Kritik kommt aber auch von außerhalb des Parlaments. Die roten Jugendorganisationen AKS, SJ und VSStÖ sind definitiv nicht auf der Linie ihrer Mutterpartei. Der Vorstoß sei „der Versuch, Flüchtlingen noch klarer zu sagen, dass sie nicht willkommen sind“.
Michael Chalupka von der Diakonie Österreich wiederum sieht unter anderem einen bürokratischen Mehraufwand: Es bedeute, „dass jene Asylverfahren, die 2015 abgeschlossen werden, 2018 wieder aufgenommen werden müssen. Das verdoppelt für die Behörden den Arbeitsaufwand“.
Schon jetzt werde viel Zeit vergeudet. Das verpflichtende Dub- linverfahren, wonach jener EUStaat zuständig ist, den der Fremde als ersten betreten hat, müsse ja auch „eingeleitet werden, wenn jedem klar ist, dass eine Abschiebung eines syrischen Flüchtlings nach Ungarn keinen Sinn ergibt. Deshalb verlängert sich die Verfahrensdauer und ist für aktuelle Asylanträge frühestens in einem Jahr mit einer Asylentscheidung zu rechnen“.
„Nägel mit Köpfen“
In den Bundesländern gibt es dagegen unterschiedliche Reaktionen. Vorarlbergs Landeshauptmann Markus Wallner (ÖVP), der Asyl auf Zeit bereits mehrfach gefordert hat, sichert der Bundesregierung umgehend Unterstützung zu. Sie müsse nun aber „Nägel mit Köpfen machen“, sprich Gesetzesänderungen.
Die Grünen, Wallners Regierungspartner im Ländle, sehen das anders.
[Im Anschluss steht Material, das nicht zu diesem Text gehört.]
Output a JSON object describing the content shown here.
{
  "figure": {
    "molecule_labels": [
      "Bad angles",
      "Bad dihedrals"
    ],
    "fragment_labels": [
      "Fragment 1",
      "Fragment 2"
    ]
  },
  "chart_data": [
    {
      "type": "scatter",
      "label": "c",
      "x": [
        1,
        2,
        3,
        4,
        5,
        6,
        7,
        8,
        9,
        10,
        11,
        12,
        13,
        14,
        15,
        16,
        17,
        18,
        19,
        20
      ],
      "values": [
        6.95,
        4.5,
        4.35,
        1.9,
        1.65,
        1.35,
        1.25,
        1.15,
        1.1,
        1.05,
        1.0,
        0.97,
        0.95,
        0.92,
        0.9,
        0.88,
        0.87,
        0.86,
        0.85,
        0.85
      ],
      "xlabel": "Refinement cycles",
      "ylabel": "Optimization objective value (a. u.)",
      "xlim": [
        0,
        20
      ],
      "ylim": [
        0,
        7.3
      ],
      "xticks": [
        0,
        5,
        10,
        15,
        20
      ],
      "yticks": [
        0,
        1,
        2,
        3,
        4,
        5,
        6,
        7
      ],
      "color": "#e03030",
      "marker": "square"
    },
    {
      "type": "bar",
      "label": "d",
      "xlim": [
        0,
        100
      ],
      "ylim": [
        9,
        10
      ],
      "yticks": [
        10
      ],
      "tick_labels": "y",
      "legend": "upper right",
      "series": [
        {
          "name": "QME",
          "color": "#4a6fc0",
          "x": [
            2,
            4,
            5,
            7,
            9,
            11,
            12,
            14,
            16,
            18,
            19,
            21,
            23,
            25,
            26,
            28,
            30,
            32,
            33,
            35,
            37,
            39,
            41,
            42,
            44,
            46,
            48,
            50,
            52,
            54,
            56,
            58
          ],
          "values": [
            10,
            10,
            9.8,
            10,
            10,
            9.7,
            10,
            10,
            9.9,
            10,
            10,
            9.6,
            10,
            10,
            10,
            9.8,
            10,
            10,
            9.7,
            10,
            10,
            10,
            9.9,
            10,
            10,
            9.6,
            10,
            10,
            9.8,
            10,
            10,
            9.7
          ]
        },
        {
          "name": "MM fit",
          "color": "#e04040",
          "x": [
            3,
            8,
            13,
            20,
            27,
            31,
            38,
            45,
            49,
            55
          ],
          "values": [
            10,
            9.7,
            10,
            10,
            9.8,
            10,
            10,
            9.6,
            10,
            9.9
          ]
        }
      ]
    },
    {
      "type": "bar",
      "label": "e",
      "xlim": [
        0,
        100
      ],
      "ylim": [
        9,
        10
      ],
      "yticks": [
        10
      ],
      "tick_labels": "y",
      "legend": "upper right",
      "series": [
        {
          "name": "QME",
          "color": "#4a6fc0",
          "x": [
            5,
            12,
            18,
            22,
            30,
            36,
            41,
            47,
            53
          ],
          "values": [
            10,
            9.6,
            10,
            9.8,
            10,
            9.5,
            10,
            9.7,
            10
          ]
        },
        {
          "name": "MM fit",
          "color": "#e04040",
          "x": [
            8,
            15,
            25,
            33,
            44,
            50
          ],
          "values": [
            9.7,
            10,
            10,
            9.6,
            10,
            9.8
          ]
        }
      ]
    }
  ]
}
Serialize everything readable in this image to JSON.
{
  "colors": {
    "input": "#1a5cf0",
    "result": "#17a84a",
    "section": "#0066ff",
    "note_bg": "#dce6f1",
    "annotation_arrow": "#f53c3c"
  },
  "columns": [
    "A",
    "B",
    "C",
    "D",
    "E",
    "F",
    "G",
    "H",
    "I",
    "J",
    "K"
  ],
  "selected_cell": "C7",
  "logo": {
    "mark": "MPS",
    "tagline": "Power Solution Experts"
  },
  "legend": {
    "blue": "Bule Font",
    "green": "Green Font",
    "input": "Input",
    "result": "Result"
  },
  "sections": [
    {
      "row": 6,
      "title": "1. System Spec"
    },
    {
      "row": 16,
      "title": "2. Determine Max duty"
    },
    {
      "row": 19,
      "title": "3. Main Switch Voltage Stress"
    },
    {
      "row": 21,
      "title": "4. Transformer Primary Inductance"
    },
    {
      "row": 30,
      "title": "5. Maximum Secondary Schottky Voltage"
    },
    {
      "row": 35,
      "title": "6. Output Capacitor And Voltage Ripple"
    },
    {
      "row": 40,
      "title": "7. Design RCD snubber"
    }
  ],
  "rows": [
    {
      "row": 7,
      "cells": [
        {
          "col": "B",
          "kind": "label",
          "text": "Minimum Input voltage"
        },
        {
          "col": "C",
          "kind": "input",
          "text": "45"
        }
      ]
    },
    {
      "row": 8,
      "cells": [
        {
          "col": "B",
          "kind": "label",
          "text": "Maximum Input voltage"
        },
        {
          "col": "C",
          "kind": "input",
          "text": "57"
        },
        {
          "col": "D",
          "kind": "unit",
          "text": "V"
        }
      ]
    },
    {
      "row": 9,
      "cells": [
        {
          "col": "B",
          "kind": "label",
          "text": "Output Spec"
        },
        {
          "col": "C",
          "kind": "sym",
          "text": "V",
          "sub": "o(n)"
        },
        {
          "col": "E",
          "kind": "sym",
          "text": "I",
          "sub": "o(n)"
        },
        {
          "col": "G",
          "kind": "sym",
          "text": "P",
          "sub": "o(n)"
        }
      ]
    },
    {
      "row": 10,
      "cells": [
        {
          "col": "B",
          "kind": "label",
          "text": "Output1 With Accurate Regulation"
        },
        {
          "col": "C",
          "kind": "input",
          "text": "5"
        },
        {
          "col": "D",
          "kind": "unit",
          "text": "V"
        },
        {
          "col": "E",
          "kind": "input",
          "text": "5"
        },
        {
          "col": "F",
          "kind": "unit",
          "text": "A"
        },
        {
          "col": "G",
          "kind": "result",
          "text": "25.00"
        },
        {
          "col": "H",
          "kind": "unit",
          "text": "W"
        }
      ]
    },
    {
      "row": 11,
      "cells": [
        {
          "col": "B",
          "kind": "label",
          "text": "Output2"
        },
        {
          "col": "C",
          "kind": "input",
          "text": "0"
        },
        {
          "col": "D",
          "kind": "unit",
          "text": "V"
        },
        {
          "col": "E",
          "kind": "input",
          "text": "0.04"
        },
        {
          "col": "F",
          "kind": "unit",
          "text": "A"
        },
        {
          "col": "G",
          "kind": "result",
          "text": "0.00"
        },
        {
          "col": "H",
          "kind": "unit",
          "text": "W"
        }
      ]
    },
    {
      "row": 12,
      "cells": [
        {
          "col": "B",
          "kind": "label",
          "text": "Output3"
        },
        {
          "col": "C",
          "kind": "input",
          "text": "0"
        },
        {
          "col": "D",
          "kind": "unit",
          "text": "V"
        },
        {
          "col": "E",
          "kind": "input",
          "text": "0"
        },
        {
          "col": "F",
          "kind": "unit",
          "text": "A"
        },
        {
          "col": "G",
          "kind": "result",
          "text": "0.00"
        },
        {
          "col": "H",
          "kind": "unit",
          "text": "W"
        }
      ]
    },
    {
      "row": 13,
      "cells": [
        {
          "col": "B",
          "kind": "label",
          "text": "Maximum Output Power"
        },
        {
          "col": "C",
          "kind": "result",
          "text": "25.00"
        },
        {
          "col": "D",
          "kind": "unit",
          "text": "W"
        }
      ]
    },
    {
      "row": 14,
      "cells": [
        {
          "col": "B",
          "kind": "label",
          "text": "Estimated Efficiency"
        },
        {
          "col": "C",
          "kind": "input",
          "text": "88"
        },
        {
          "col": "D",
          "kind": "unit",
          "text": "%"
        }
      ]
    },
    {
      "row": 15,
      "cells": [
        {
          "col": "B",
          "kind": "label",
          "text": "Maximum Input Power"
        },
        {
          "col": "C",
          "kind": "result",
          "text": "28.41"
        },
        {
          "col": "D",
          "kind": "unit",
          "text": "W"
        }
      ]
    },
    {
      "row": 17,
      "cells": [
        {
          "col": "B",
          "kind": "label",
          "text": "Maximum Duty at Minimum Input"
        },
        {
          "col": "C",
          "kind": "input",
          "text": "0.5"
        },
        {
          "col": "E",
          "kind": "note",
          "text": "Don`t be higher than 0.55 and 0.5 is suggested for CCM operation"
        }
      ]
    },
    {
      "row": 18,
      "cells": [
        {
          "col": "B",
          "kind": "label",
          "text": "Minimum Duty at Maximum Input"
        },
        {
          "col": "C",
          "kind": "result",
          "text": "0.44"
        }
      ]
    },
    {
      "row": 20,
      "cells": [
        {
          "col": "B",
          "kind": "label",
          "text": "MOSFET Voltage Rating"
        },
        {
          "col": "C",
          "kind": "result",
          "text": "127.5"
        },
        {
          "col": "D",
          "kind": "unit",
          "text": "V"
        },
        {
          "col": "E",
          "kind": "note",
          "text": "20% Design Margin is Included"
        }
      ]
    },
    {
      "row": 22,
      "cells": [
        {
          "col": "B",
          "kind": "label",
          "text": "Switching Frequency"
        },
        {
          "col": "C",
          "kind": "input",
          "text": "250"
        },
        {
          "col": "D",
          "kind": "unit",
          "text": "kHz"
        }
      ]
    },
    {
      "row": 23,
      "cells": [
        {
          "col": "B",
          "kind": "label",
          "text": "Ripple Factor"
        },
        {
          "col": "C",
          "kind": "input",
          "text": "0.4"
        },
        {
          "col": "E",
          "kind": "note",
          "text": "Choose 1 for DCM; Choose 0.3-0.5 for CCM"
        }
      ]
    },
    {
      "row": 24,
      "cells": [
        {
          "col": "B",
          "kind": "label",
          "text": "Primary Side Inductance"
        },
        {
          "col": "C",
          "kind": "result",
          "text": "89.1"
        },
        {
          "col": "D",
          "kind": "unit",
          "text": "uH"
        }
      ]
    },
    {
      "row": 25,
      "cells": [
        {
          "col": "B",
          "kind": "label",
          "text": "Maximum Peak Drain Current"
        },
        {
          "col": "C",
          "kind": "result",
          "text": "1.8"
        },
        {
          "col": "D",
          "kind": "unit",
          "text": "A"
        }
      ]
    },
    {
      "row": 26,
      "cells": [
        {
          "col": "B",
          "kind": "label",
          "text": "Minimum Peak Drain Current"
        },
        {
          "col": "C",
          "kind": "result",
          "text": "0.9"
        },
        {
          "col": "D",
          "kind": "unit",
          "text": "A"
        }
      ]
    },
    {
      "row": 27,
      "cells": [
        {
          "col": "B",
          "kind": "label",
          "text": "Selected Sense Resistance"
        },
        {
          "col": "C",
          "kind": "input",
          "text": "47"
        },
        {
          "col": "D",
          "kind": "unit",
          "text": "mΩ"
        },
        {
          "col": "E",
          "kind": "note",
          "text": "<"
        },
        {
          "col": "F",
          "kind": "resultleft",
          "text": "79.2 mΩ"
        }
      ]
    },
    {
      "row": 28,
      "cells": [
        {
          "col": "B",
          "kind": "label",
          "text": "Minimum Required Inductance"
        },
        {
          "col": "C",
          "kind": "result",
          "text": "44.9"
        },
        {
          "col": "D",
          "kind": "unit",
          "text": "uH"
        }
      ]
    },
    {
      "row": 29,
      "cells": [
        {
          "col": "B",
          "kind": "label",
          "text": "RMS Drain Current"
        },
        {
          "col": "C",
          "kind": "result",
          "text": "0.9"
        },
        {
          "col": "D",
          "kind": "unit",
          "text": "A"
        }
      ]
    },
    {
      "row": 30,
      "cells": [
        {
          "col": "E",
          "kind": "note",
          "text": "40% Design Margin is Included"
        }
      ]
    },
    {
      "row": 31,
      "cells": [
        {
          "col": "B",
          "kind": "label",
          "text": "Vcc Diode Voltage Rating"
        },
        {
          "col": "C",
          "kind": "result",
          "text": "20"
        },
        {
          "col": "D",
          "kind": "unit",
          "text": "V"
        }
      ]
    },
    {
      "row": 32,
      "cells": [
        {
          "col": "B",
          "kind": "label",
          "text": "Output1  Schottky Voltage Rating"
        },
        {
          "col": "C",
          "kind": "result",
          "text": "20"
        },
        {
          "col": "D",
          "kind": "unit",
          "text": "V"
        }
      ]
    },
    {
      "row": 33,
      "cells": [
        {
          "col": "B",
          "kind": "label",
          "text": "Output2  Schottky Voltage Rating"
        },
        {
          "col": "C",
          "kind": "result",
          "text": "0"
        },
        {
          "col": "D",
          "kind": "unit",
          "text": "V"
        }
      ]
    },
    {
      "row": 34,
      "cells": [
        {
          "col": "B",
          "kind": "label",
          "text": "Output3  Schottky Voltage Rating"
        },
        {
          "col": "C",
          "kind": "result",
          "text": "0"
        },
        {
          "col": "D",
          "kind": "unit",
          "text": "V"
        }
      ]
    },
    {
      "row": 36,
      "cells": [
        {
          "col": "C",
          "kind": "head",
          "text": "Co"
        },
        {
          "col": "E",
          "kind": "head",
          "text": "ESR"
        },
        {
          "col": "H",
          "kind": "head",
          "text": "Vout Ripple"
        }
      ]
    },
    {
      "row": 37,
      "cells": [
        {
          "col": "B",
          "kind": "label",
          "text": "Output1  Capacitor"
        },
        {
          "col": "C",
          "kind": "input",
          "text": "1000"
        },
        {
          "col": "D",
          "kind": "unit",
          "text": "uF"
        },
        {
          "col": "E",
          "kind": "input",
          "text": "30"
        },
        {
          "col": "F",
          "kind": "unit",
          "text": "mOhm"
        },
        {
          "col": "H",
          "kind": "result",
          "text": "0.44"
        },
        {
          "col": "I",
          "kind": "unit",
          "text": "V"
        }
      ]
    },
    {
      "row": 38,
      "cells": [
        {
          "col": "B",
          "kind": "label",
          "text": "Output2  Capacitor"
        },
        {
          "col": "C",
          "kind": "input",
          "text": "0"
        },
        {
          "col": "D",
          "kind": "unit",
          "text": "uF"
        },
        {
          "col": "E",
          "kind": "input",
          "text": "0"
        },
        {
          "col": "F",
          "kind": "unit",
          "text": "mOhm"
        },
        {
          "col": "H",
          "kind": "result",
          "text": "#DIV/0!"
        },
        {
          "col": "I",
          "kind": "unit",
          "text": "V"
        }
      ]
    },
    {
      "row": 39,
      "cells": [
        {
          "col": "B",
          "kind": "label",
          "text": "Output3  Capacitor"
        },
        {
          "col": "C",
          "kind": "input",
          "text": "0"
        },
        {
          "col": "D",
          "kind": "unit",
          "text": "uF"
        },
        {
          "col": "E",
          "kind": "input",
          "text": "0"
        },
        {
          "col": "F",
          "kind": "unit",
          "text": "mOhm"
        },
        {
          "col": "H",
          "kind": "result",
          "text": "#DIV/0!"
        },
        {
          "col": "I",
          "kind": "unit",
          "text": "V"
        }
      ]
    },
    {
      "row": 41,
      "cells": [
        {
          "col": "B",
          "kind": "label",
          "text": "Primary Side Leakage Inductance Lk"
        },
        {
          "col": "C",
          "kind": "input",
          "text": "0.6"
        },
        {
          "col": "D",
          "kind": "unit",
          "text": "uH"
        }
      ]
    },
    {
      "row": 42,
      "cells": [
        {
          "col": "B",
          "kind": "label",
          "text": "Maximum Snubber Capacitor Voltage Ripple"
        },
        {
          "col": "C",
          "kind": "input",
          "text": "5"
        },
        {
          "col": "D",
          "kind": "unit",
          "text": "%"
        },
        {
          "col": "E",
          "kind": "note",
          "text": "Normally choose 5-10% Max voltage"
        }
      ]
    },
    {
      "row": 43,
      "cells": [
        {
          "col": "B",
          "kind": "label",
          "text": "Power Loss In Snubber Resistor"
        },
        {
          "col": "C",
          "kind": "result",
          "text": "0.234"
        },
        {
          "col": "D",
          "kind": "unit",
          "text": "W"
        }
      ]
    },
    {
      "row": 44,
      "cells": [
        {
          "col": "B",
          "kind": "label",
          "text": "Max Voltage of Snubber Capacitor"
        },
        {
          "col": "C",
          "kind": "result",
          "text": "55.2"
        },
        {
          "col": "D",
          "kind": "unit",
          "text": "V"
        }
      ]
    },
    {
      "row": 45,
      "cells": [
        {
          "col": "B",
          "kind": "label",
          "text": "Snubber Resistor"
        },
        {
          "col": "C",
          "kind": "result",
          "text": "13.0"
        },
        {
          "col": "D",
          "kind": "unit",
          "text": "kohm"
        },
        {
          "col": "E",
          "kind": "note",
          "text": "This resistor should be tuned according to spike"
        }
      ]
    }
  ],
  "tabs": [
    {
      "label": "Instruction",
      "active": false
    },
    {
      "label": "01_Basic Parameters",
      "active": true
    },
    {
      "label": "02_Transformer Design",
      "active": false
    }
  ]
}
Sie berufen sich auf die Massenzustrom-Richtlinie der EU, die sofortigen, vorübergehenden Schutz ermöglicht. Es bedürfe keiner weiteren Gesetze. Landesrat Johannes Rauch: „Asyl auf Zeit bringt für Vorarlberg gar nichts.“Wichtiger wäre eine gemeinsame EU-Asylpolitik und eine EU-Asylbehörde. Ein klares Nein zu Asyl auf Zeit kommt von der FPÖ. Für Dieter Egger wäre das eine „Blanko-Einladung“.
Oberösterreichs wahlkämpfender Landeshauptmann Josef Pühringer (ÖVP) betont, dass er „Asyl auf Zeit“schon seit geraumer Zeit gefordert habe. In seiner Funktion als aktueller Vorsitzender der Landeshauptleutekonferenz beteuerte er gleichzeitig: „Wir wollen die Probleme mit Anstand und Hausverstand lösen.“Er drängt auf die Einigung auf eine Quote für die Verteilung der Flüchtlinge in Europa sowie die konsequente Kontrolle der EU-Außengrenze. Auch soll klar fixiert sein, welche Länder sichere Herkunftsländer sind.
Um Wählerstimmen wird auch in Wien gebuhlt, die grüne Vizebürgermeisterin Maria Vassilakou schießt sich daher auf ihren Koalitionspartner ein. „Es ist bezeichnend, dass die SPÖ hier bereits im Stehen umfällt, aber es passt in die Tradition, alle unmenschlichen und unsinnigen Verschärfungen im Asyl- und Ausländerrecht vorbereitet, aufbereitet und mitgetragen zu haben“, kritisiert sie.
Stichwort Grüne: Die Bundespartei hat bei ihrer Klubklausur einen Aktionsplan vorgestellt. Gefordert wird unter anderem die Einberufung einer Geberkonferenz durch Außenminister Sebastian Kurz (ÖVP). Er soll eine solche für UNHCR und UNICEF organisieren, die die Fluchtursachen bekämpfen sollen. (jub, red)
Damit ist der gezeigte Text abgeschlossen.